Like many other materials in threejs there are a number of options for adding texture to the material, one such option would me the map property which is how to define a texture that will respond to a light source. In order to use one of these properties I will need some kind of texture first and one way to go about creating a texture without having to bother with loading an external image asset first would be to use data textures.
The Lambert Material is a good first choice for having a material that responds to light, but depending on the project it might not be the best. The good point of it is speed, but not so much accuracy, the Standard material seems to do a better job in that regard. There are also a number of other options for materials that might prove to be yet even a better choice depending on the end result that is desired such as the Phong Material which will produce a nice shine effect.

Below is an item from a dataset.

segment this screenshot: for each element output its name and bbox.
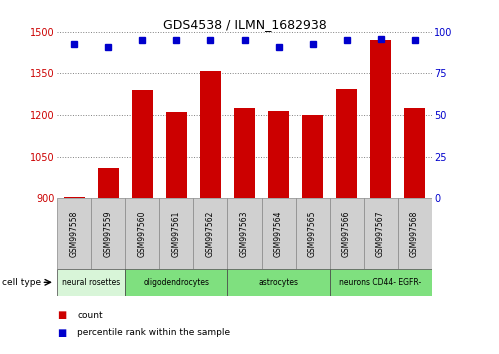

I would not sink to much time into getting into the details about each material though when it comes to taking into account what really matters moving forward with threejs. In the long run what I really want to do is figure out what I really want to do with threejs when it comes to making actual projects.
As long as I do a decent job of keeping my code easy to read it should not be to hard to switch from Lambert to standard materials and back again. So if you are having a hard time choosing what material to use don’t work about it to much, if you think the Lambert material is a good choice now, but later on switching to another options is often just a matter of using one of the constructor names as long as we are just taking in terms of the Lambert, standard, and prong materials as possible options at least.